A Radio Napoli Centrale, nel corso della trasmissione Un Calcio alla Radio, è intervenuto Mario Fabbroni per analizzare diversi temi legati al Napoli e non solo. Il giornalista ha commentato anche la situazione tecnica degli azzurri e alcune possibili evoluzioni future, a partire dalla guida in panchina e dalle scelte di mercato. Fabbroni ha sottolineato come Antonio Conte non sia abituato a lavorare in una piazza come Napoli, dove la tifoseria è molto compatta e non esistono grandi rivalità cittadine. Da qui anche uno sguardo a un eventuale futuro con Maurizio Sarri: "Conte non è abituato ad allenare in una città in cui la tifoseria è compatta e non ci sono rivali. Come può cambiare il Napoli con un eventuale Maurizio Sarri? Non so se quel colloquio al Maradona abbia portato a qualcosa. Mancano ancora delle partite. Se ci sarà qualcosa e se ci sarà un seguito a quella mezz'ora di interessante colloquio tra allenatore e club azzurro. Il Napoli cambierebbe con un 4-3-3 e giocatori funzionali a questo modulo. De Bruyne con Sarri? Solo se va via Lobotka. Bisogna poi vedere il concetto di impiego di De Bruyne. La squadra perde Lukaku, può perdere Lobotka e Anguissa. McTominay è il simbolo di questo Napoli, ma altri non ne vedo. E se vuoi avere un simbolo, De Bruyne lo è assolutamente".
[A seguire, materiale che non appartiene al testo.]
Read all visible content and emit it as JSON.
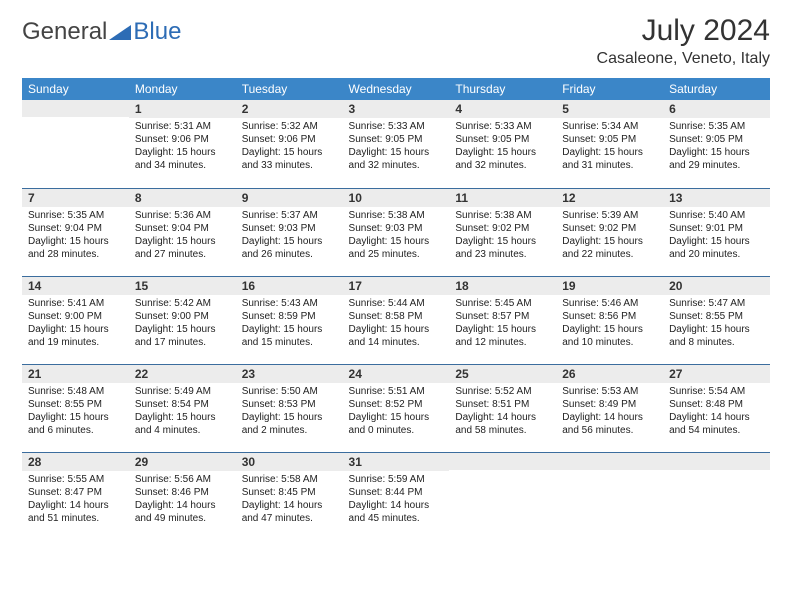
{
  "brand": {
    "word1": "General",
    "word2": "Blue"
  },
  "title": "July 2024",
  "location": "Casaleone, Veneto, Italy",
  "colors": {
    "header_bg": "#3b86c8",
    "header_text": "#ffffff",
    "row_divider": "#3b6d9e",
    "daynum_bg": "#ececec",
    "text": "#222222",
    "brand_blue": "#2d6cb5",
    "brand_dark": "#555555",
    "page_bg": "#ffffff"
  },
  "day_labels": [
    "Sunday",
    "Monday",
    "Tuesday",
    "Wednesday",
    "Thursday",
    "Friday",
    "Saturday"
  ],
  "weeks": [
    [
      {
        "n": "",
        "sr": "",
        "ss": "",
        "d1": "",
        "d2": ""
      },
      {
        "n": "1",
        "sr": "Sunrise: 5:31 AM",
        "ss": "Sunset: 9:06 PM",
        "d1": "Daylight: 15 hours",
        "d2": "and 34 minutes."
      },
      {
        "n": "2",
        "sr": "Sunrise: 5:32 AM",
        "ss": "Sunset: 9:06 PM",
        "d1": "Daylight: 15 hours",
        "d2": "and 33 minutes."
      },
      {
        "n": "3",
        "sr": "Sunrise: 5:33 AM",
        "ss": "Sunset: 9:05 PM",
        "d1": "Daylight: 15 hours",
        "d2": "and 32 minutes."
      },
      {
        "n": "4",
        "sr": "Sunrise: 5:33 AM",
        "ss": "Sunset: 9:05 PM",
        "d1": "Daylight: 15 hours",
        "d2": "and 32 minutes."
      },
      {
        "n": "5",
        "sr": "Sunrise: 5:34 AM",
        "ss": "Sunset: 9:05 PM",
        "d1": "Daylight: 15 hours",
        "d2": "and 31 minutes."
      },
      {
        "n": "6",
        "sr": "Sunrise: 5:35 AM",
        "ss": "Sunset: 9:05 PM",
        "d1": "Daylight: 15 hours",
        "d2": "and 29 minutes."
      }
    ],
    [
      {
        "n": "7",
        "sr": "Sunrise: 5:35 AM",
        "ss": "Sunset: 9:04 PM",
        "d1": "Daylight: 15 hours",
        "d2": "and 28 minutes."
      },
      {
        "n": "8",
        "sr": "Sunrise: 5:36 AM",
        "ss": "Sunset: 9:04 PM",
        "d1": "Daylight: 15 hours",
        "d2": "and 27 minutes."
      },
      {
        "n": "9",
        "sr": "Sunrise: 5:37 AM",
        "ss": "Sunset: 9:03 PM",
        "d1": "Daylight: 15 hours",
        "d2": "and 26 minutes."
      },
      {
        "n": "10",
        "sr": "Sunrise: 5:38 AM",
        "ss": "Sunset: 9:03 PM",
        "d1": "Daylight: 15 hours",
        "d2": "and 25 minutes."
      },
      {
        "n": "11",
        "sr": "Sunrise: 5:38 AM",
        "ss": "Sunset: 9:02 PM",
        "d1": "Daylight: 15 hours",
        "d2": "and 23 minutes."
      },
      {
        "n": "12",
        "sr": "Sunrise: 5:39 AM",
        "ss": "Sunset: 9:02 PM",
        "d1": "Daylight: 15 hours",
        "d2": "and 22 minutes."
      },
      {
        "n": "13",
        "sr": "Sunrise: 5:40 AM",
        "ss": "Sunset: 9:01 PM",
        "d1": "Daylight: 15 hours",
        "d2": "and 20 minutes."
      }
    ],
    [
      {
        "n": "14",
        "sr": "Sunrise: 5:41 AM",
        "ss": "Sunset: 9:00 PM",
        "d1": "Daylight: 15 hours",
        "d2": "and 19 minutes."
      },
      {
        "n": "15",
        "sr": "Sunrise: 5:42 AM",
        "ss": "Sunset: 9:00 PM",
        "d1": "Daylight: 15 hours",
        "d2": "and 17 minutes."
      },
      {
        "n": "16",
        "sr": "Sunrise: 5:43 AM",
        "ss": "Sunset: 8:59 PM",
        "d1": "Daylight: 15 hours",
        "d2": "and 15 minutes."
      },
      {
        "n": "17",
        "sr": "Sunrise: 5:44 AM",
        "ss": "Sunset: 8:58 PM",
        "d1": "Daylight: 15 hours",
        "d2": "and 14 minutes."
      },
      {
        "n": "18",
        "sr": "Sunrise: 5:45 AM",
        "ss": "Sunset: 8:57 PM",
        "d1": "Daylight: 15 hours",
        "d2": "and 12 minutes."
      },
      {
        "n": "19",
        "sr": "Sunrise: 5:46 AM",
        "ss": "Sunset: 8:56 PM",
        "d1": "Daylight: 15 hours",
        "d2": "and 10 minutes."
      },
      {
        "n": "20",
        "sr": "Sunrise: 5:47 AM",
        "ss": "Sunset: 8:55 PM",
        "d1": "Daylight: 15 hours",
        "d2": "and 8 minutes."
      }
    ],
    [
      {
        "n": "21",
        "sr": "Sunrise: 5:48 AM",
        "ss": "Sunset: 8:55 PM",
        "d1": "Daylight: 15 hours",
        "d2": "and 6 minutes."
      },
      {
        "n": "22",
        "sr": "Sunrise: 5:49 AM",
        "ss": "Sunset: 8:54 PM",
        "d1": "Daylight: 15 hours",
        "d2": "and 4 minutes."
      },
      {
        "n": "23",
        "sr": "Sunrise: 5:50 AM",
        "ss": "Sunset: 8:53 PM",
        "d1": "Daylight: 15 hours",
        "d2": "and 2 minutes."
      },
      {
        "n": "24",
        "sr": "Sunrise: 5:51 AM",
        "ss": "Sunset: 8:52 PM",
        "d1": "Daylight: 15 hours",
        "d2": "and 0 minutes."
      },
      {
        "n": "25",
        "sr": "Sunrise: 5:52 AM",
        "ss": "Sunset: 8:51 PM",
        "d1": "Daylight: 14 hours",
        "d2": "and 58 minutes."
      },
      {
        "n": "26",
        "sr": "Sunrise: 5:53 AM",
        "ss": "Sunset: 8:49 PM",
        "d1": "Daylight: 14 hours",
        "d2": "and 56 minutes."
      },
      {
        "n": "27",
        "sr": "Sunrise: 5:54 AM",
        "ss": "Sunset: 8:48 PM",
        "d1": "Daylight: 14 hours",
        "d2": "and 54 minutes."
      }
    ],
    [
      {
        "n": "28",
        "sr": "Sunrise: 5:55 AM",
        "ss": "Sunset: 8:47 PM",
        "d1": "Daylight: 14 hours",
        "d2": "and 51 minutes."
      },
      {
        "n": "29",
        "sr": "Sunrise: 5:56 AM",
        "ss": "Sunset: 8:46 PM",
        "d1": "Daylight: 14 hours",
        "d2": "and 49 minutes."
      },
      {
        "n": "30",
        "sr": "Sunrise: 5:58 AM",
        "ss": "Sunset: 8:45 PM",
        "d1": "Daylight: 14 hours",
        "d2": "and 47 minutes."
      },
      {
        "n": "31",
        "sr": "Sunrise: 5:59 AM",
        "ss": "Sunset: 8:44 PM",
        "d1": "Daylight: 14 hours",
        "d2": "and 45 minutes."
      },
      {
        "n": "",
        "sr": "",
        "ss": "",
        "d1": "",
        "d2": ""
      },
      {
        "n": "",
        "sr": "",
        "ss": "",
        "d1": "",
        "d2": ""
      },
      {
        "n": "",
        "sr": "",
        "ss": "",
        "d1": "",
        "d2": ""
      }
    ]
  ]
}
Il caso AIA e le considerazioni sull’inchiesta
Fabbroni si è poi soffermato anche sul caso AIA e sull’inchiesta in corso, invitando alla prudenza nelle interpretazioni: "Ti aspetti che si allarghi il coinvolgimento dei personaggi? Questa è un'inchiesta penale, non dobbiamo ragionare come se fosse un'inchiesta sportiva. Al momento questa non c'è. I club non sono coinvolti. L'unica inchiesta in piedi è quella penale. Ora è il momento degli interrogatori di garanzia, diversi da quelli fatti in precedenza. Significa che ci sono avvocati perché chi è indagato deve discolparsi e chiarire dei punti. C'è una fase che si apre, penalmente rilevante, che non è coincidente con i tempi presunti. Non bisogna illudere i tifosi che si arrivi a penalizzazioni e sconvolgimenti in classifica".